Equipment and manpower has to be juggled just to keep two of the five emergency operation theatres (OT) functional at the Lok Nayak Hospital, which has been chosen as the designated hospital for any eventuality during the ongoing Indo-African summit.

There is only one fully-functional suction machine, which is used to remove blood, mucous and other body fluids during a surgery; and one cautery machine, which is used to close off an open cut to stop bleeding that is shared by the operation theatres. Only three anaesthesiology residents have been deployed for the five OTs.

“We just have enough equipment to keep one OT working and if we are lucky we manage to borrow equipment from other departments to run another one. There have been times when three or more of the OTs were vacant, the doctors were present, but, we had to let a patient bleed for hours because there was no equipment,” a doctor said.

At any given time, around 12 patients await their turn to get an emergency surgery at the hospital.

Also, because there is no backup, there have been times when none of the OTs was functional. “We have only one machine, if it malfunctions between a surgery, we have no plan B. At times, patients with HIV and Hepatitis are also operated upon here and the whole OT needs to be sterilised after such a surgery, then we have to make the other patients wait,” the doctor said.

To overcome the crisis, six suction machines had been purchased around six months back, but, all of them have stopped working, according to sources.

“We receive a deluge of patients and the machines have to keep functioning throughout the day, which is why they stop working within months. The company which supplied the machines refused to repair them as they have already received their payment and it is not possible for the hospital to purchase more machines,” a staff at the hospital said.

Resources from the already stressed department are being diverted for creating a new neurosurgery OT. “Earlier this month, we received an order to make the neurosurgery OT functional within two days.

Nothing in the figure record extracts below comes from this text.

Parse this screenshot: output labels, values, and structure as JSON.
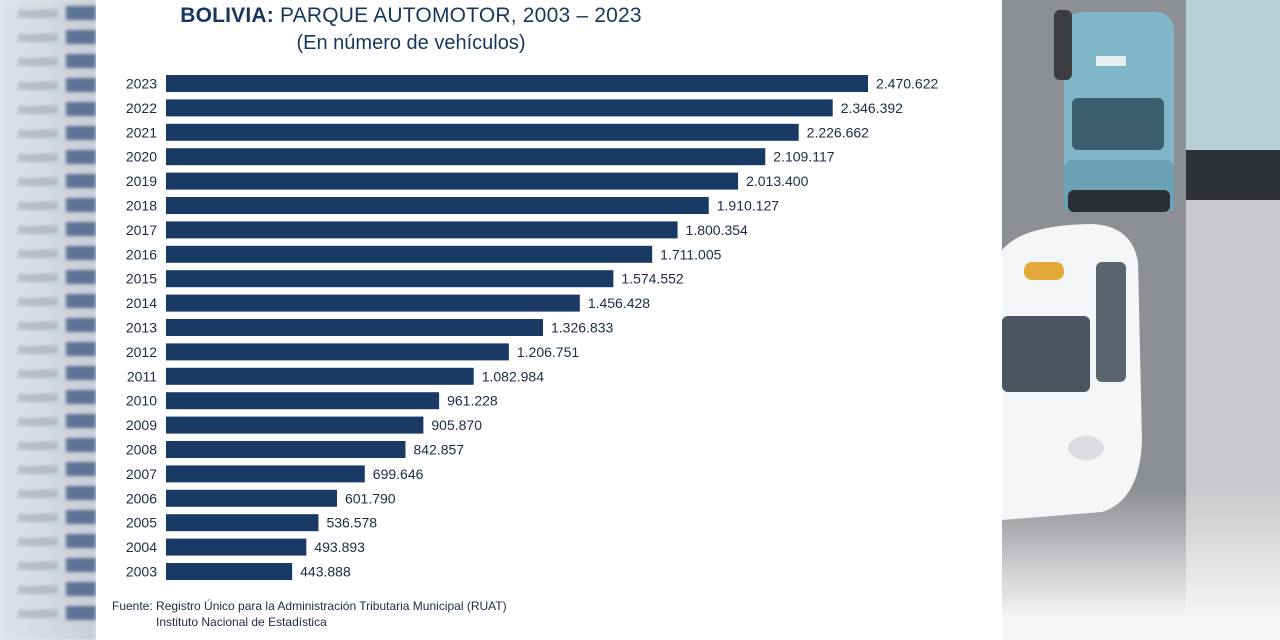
{
  "chart_data": {
    "type": "bar",
    "orientation": "horizontal",
    "title_bold": "BOLIVIA:",
    "title_rest": " PARQUE AUTOMOTOR, 2003 – 2023",
    "subtitle": "(En número de vehículos)",
    "categories": [
      "2023",
      "2022",
      "2021",
      "2020",
      "2019",
      "2018",
      "2017",
      "2016",
      "2015",
      "2014",
      "2013",
      "2012",
      "2011",
      "2010",
      "2009",
      "2008",
      "2007",
      "2006",
      "2005",
      "2004",
      "2003"
    ],
    "values": [
      2470622,
      2346392,
      2226662,
      2109117,
      2013400,
      1910127,
      1800354,
      1711005,
      1574552,
      1456428,
      1326833,
      1206751,
      1082984,
      961228,
      905870,
      842857,
      699646,
      601790,
      536578,
      493893,
      443888
    ],
    "value_labels": [
      "2.470.622",
      "2.346.392",
      "2.226.662",
      "2.109.117",
      "2.013.400",
      "1.910.127",
      "1.800.354",
      "1.711.005",
      "1.574.552",
      "1.456.428",
      "1.326.833",
      "1.206.751",
      "1.082.984",
      "961.228",
      "905.870",
      "842.857",
      "699.646",
      "601.790",
      "536.578",
      "493.893",
      "443.888"
    ],
    "xlim": [
      0,
      2470622
    ],
    "bar_color": "#1a3a66",
    "grid": false,
    "legend": "none"
  },
  "source": {
    "line1": "Fuente: Registro Único para la Administración Tributaria Municipal (RUAT)",
    "line2": "Instituto Nacional de Estadística"
  }
}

No purchases had been made for this OT and we had to divert not just manpower, but also equipment from the emergency OTs to create an OT for elective surgeries,” a doctor said.

“This is not a question of resources being diverted. The equipment belongs to the hospital and can be shifted wherever it is needed. If there is an emergency during the summit, all five OTs can be made functional. Right now, I am waiting for the PWD to do renovation work in the OTs, after which all of them will be made functional,” said Dr YK Sarin, the medical superintendent of the hospital.

The emergency OTs had two suction machines before October 8, when the neurosurgery OT was made functional.

Govind Ballabh Pant Hospital, which is just across the road, has well-equipped neurosurgery OTs.